Les autorités coutumières symbolisent une terminologie bien usitée au Burkina Faso pour désigner tous ceux (surtout les plus grands dignitaires) qui détiennent par voie de tradition une éventuelle influence sur leurs populations, administrées coutumièrement. Qui sont-ils, que font-ils ordinairement et dans des périodes troubles où l’unique paix d’une « terre ancestrale » est menacée, depuis quelques années, de violences interminables ? Sans doute que cette « machine coutumière » y contribue (faut-il l’espérer ?), mais selon quelles conditions et dans quel esprit ?
Le pouvoir a changé de camp et les enfants de la République burkinabè ne sont pas allés à « l’école de la tradition », où se vivent les enjeux de la paix véritable entre les communautés voisines. La paix d’un pays est le résultat de la paix des ruraux, pas celle des discours épiques composés dans les capitales africaines.

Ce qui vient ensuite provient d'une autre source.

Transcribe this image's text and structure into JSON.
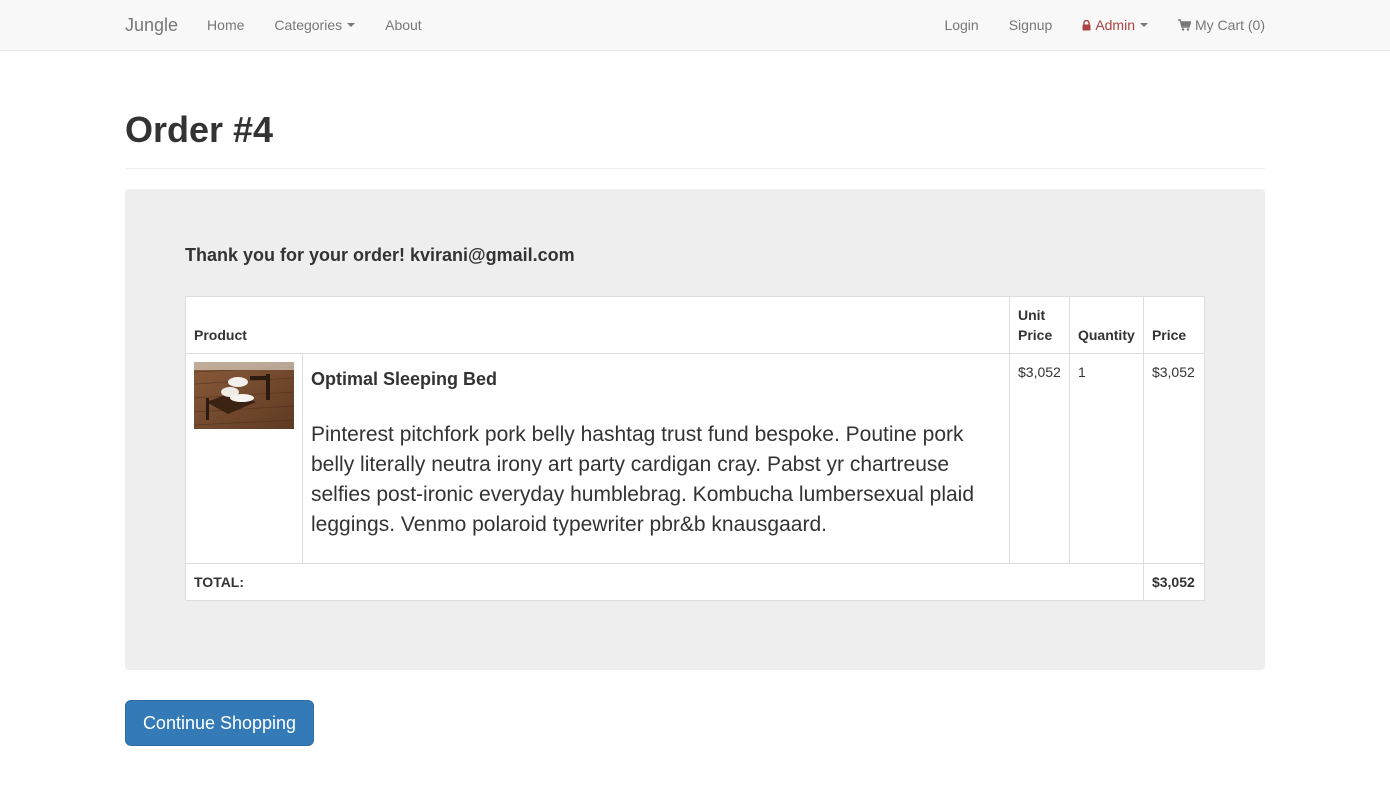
{
  "navbar": {
    "brand": "Jungle",
    "left_links": [
      {
        "label": "Home"
      },
      {
        "label": "Categories"
      },
      {
        "label": "About"
      }
    ],
    "right_links": {
      "login": "Login",
      "signup": "Signup",
      "admin": "Admin",
      "cart": "My Cart (0)"
    }
  },
  "page": {
    "title": "Order #4"
  },
  "order": {
    "thanks_message": "Thank you for your order! kvirani@gmail.com",
    "headers": {
      "product": "Product",
      "unit_price": "Unit Price",
      "quantity": "Quantity",
      "price": "Price"
    },
    "items": [
      {
        "name": "Optimal Sleeping Bed",
        "description": "Pinterest pitchfork pork belly hashtag trust fund bespoke. Poutine pork belly literally neutra irony art party cardigan cray. Pabst yr chartreuse selfies post-ironic everyday humblebrag. Kombucha lumbersexual plaid leggings. Venmo polaroid typewriter pbr&b knausgaard.",
        "unit_price": "$3,052",
        "quantity": "1",
        "price": "$3,052"
      }
    ],
    "total_label": "TOTAL:",
    "total_value": "$3,052"
  },
  "actions": {
    "continue_label": "Continue Shopping"
  },
  "colors": {
    "primary": "#337ab7",
    "admin": "#a94442",
    "well": "#eeeeee"
  }
}
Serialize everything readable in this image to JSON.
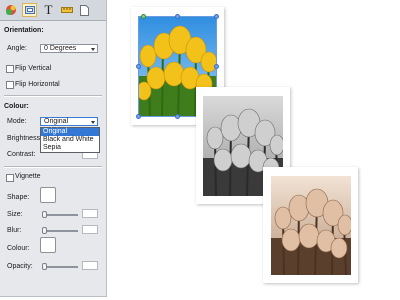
{
  "toolbar": {
    "tools": [
      {
        "name": "effects-tool-icon"
      },
      {
        "name": "frame-tool-icon"
      },
      {
        "name": "text-tool-icon",
        "label": "T"
      },
      {
        "name": "ruler-tool-icon"
      },
      {
        "name": "page-tool-icon"
      }
    ]
  },
  "orientation": {
    "heading": "Orientation:",
    "angle_label": "Angle:",
    "angle_value": "0 Degrees",
    "flip_vertical": "Flip Vertical",
    "flip_horizontal": "Flip Horizontal"
  },
  "colour": {
    "heading": "Colour:",
    "mode_label": "Mode:",
    "mode_value": "Original",
    "options": [
      "Original",
      "Black and White",
      "Sepia"
    ],
    "brightness_label": "Brightness:",
    "contrast_label": "Contrast:"
  },
  "vignette": {
    "label": "Vignette",
    "shape_label": "Shape:",
    "size_label": "Size:",
    "blur_label": "Blur:",
    "colour_label": "Colour:",
    "opacity_label": "Opacity:"
  },
  "colors": {
    "selection_handle": "#6fa2e8",
    "rotate_handle": "#7fce7f",
    "dropdown_highlight": "#3478d6"
  }
}
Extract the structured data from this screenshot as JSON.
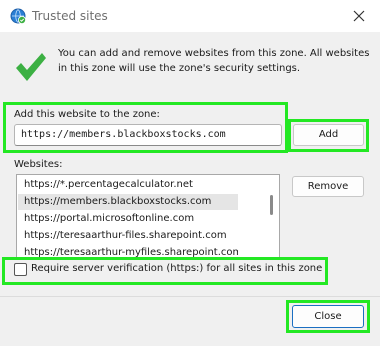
{
  "window": {
    "title": "Trusted sites",
    "title_icon": "globe-check-icon",
    "close_icon": "close-icon"
  },
  "info": {
    "icon": "checkmark-icon",
    "text": "You can add and remove websites from this zone. All websites in this zone will use the zone's security settings."
  },
  "add_site": {
    "label": "Add this website to the zone:",
    "value": "https://members.blackboxstocks.com",
    "add_button": "Add"
  },
  "websites": {
    "label": "Websites:",
    "items": [
      "https://*.percentagecalculator.net",
      "https://members.blackboxstocks.com",
      "https://portal.microsoftonline.com",
      "https://teresaarthur-files.sharepoint.com",
      "https://teresaarthur-myfiles.sharepoint.com"
    ],
    "selected_index": 1,
    "remove_button": "Remove"
  },
  "verification": {
    "label": "Require server verification (https:) for all sites in this zone",
    "checked": false
  },
  "footer": {
    "close_button": "Close"
  },
  "colors": {
    "highlight": "#23e823",
    "checkmark": "#3cb043",
    "selection": "#e5e5e5"
  }
}
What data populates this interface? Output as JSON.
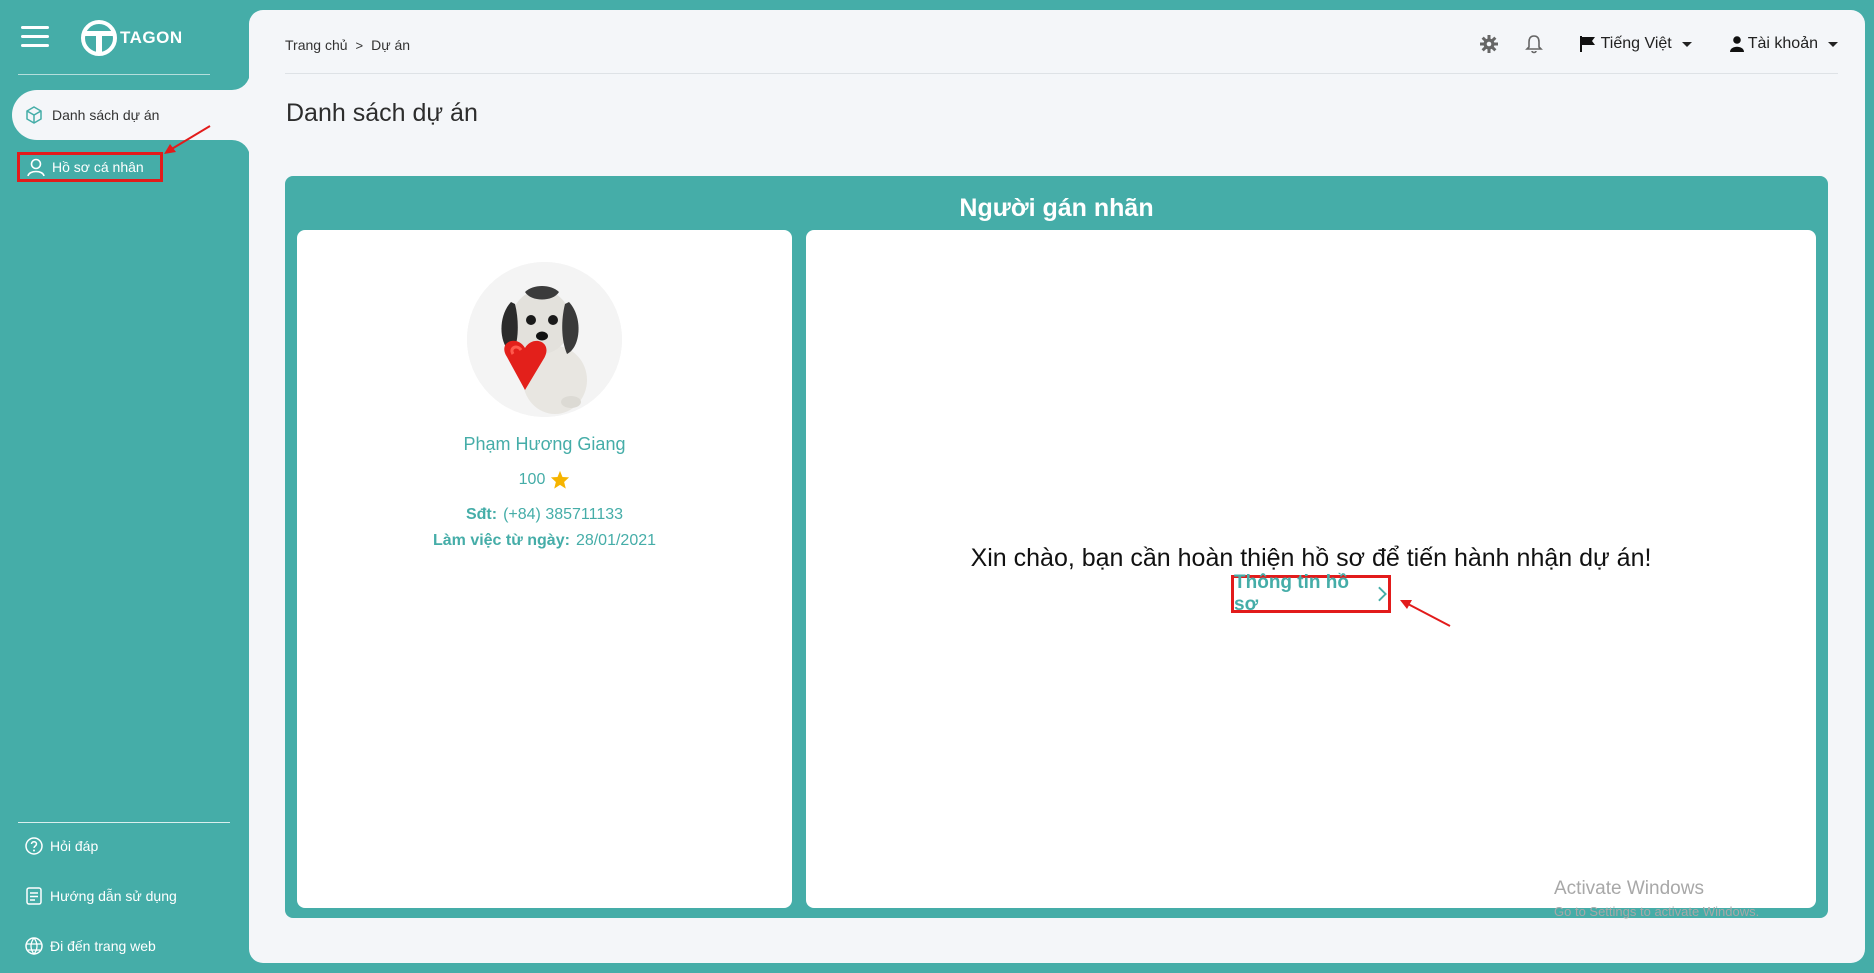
{
  "app": {
    "logo_text": "TAGON"
  },
  "sidebar": {
    "items": [
      {
        "label": "Danh sách dự án",
        "icon": "cube-icon",
        "active": true
      },
      {
        "label": "Hồ sơ cá nhân",
        "icon": "user-icon",
        "active": false
      }
    ],
    "footer": [
      {
        "label": "Hỏi đáp",
        "icon": "question-circle-icon"
      },
      {
        "label": "Hướng dẫn sử dụng",
        "icon": "document-icon"
      },
      {
        "label": "Đi đến trang web",
        "icon": "globe-icon"
      }
    ]
  },
  "header": {
    "breadcrumb": [
      "Trang chủ",
      "Dự án"
    ],
    "language": "Tiếng Việt",
    "account": "Tài khoản"
  },
  "page": {
    "title": "Danh sách dự án"
  },
  "card": {
    "title": "Người gán nhãn",
    "profile": {
      "name": "Phạm Hương Giang",
      "score": "100",
      "phone_label": "Sđt:",
      "phone": "(+84) 385711133",
      "since_label": "Làm việc từ ngày:",
      "since": "28/01/2021"
    },
    "welcome": {
      "message": "Xin chào, bạn cần hoàn thiện hồ sơ để tiến hành nhận dự án!",
      "link": "Thông tin hồ sơ"
    }
  },
  "watermark": {
    "line1": "Activate Windows",
    "line2": "Go to Settings to activate Windows."
  },
  "colors": {
    "primary": "#45ada8",
    "background": "#f4f6f9",
    "highlight": "#e21b1b",
    "star": "#f6b400"
  }
}
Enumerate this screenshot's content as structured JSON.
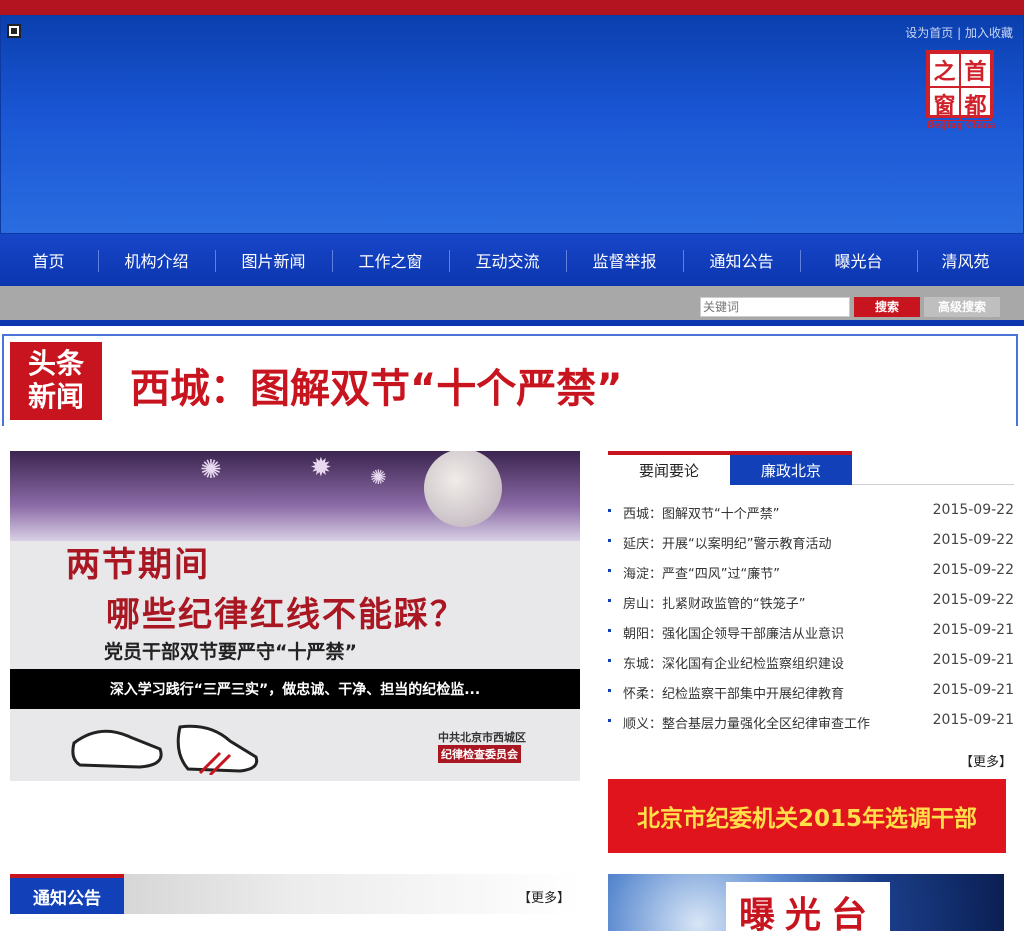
{
  "top_links": {
    "home": "设为首页",
    "sep": " | ",
    "fav": "加入收藏"
  },
  "logo": {
    "chars": [
      "首",
      "之",
      "都",
      "窗"
    ],
    "sub": "Beijing China"
  },
  "nav": [
    "首页",
    "机构介绍",
    "图片新闻",
    "工作之窗",
    "互动交流",
    "监督举报",
    "通知公告",
    "曝光台",
    "清风苑"
  ],
  "search": {
    "placeholder": "关键词",
    "button": "搜索",
    "advanced": "高级搜索"
  },
  "headline": {
    "badge_l1": "头条",
    "badge_l2": "新闻",
    "title": "西城：图解双节“十个严禁”"
  },
  "slide": {
    "line1": "两节期间",
    "line2": "哪些纪律红线不能踩？",
    "line3": "党员干部双节要严守“十严禁”",
    "caption": "深入学习践行“三严三实”，做忠诚、干净、担当的纪检监...",
    "org1": "中共北京市西城区",
    "org2": "纪律检查委员会"
  },
  "tabs": [
    "要闻要论",
    "廉政北京"
  ],
  "news": [
    {
      "title": "西城：图解双节“十个严禁”",
      "date": "2015-09-22"
    },
    {
      "title": "延庆：开展“以案明纪”警示教育活动",
      "date": "2015-09-22"
    },
    {
      "title": "海淀：严查“四风”过“廉节”",
      "date": "2015-09-22"
    },
    {
      "title": "房山：扎紧财政监管的“铁笼子”",
      "date": "2015-09-22"
    },
    {
      "title": "朝阳：强化国企领导干部廉洁从业意识",
      "date": "2015-09-21"
    },
    {
      "title": "东城：深化国有企业纪检监察组织建设",
      "date": "2015-09-21"
    },
    {
      "title": "怀柔：纪检监察干部集中开展纪律教育",
      "date": "2015-09-21"
    },
    {
      "title": "顺义：整合基层力量强化全区纪律审查工作",
      "date": "2015-09-21"
    }
  ],
  "news_more": "【更多】",
  "ad1": "北京市纪委机关2015年选调干部",
  "notice": {
    "title": "通知公告",
    "more": "【更多】"
  },
  "ad2": "曝光台",
  "colors": {
    "brand_red": "#c8141e",
    "brand_blue": "#1140b8"
  }
}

La paix ne proviendra pas du feu qui sort des armes sophistiquées des camps adverses, mais de l’intervention de ceux qui en connaissent le chemin, en l’occurrence les détenteurs des traditions ancestrales éprises de sagesse et du bon sens. Il s’agit bien de la « Paix », celle qui est précédée par une « réconciliation des communautés ».
Encore faut-il y repérer les « bons grains traditionnels » au sein de l’ivraie, et faire confiance à leur savoir-faire. Serait-ce un cri d’alarme ou un plaidoyer ? La sécurité parait plus réaliste quand des populations plus proches les unes des autres la construisent. N’est-il pas temps de confier (dans la vérité) ce devoir (inter)national aux chefferies traditionnelles ? Ne sont-elles pas en constantes relations transfrontalières tout en gérant au quotidien les conflits des populations rurales ? Le développement d’une réflexion autour des frontières factices, qui trompent les « Républiques africaines modernes », requiert tout un livre sur les questions de la « balkanisation » de l’Afrique. Le « No man’s land » de la zone des trois frontières (Burkina, Mali, Niger) constitue, malheureusement, de nos jours l’épicentre du nœud gordien sahélien.
Toute élection, par définition, exprime la vox populi. Les aspirations du peuple sont bien connues désormais et les stratégies politiques devraient en tenir compte… Gageons que le véritable dialogue multidimensionnel aura enfin lieu pour rapprocher toutes ces forces latentes, qui attendent qu’on daigne bien leur faire confiance. Ces élections pourraient être le quitus pour agir en faveur d’une paix concertée et durable.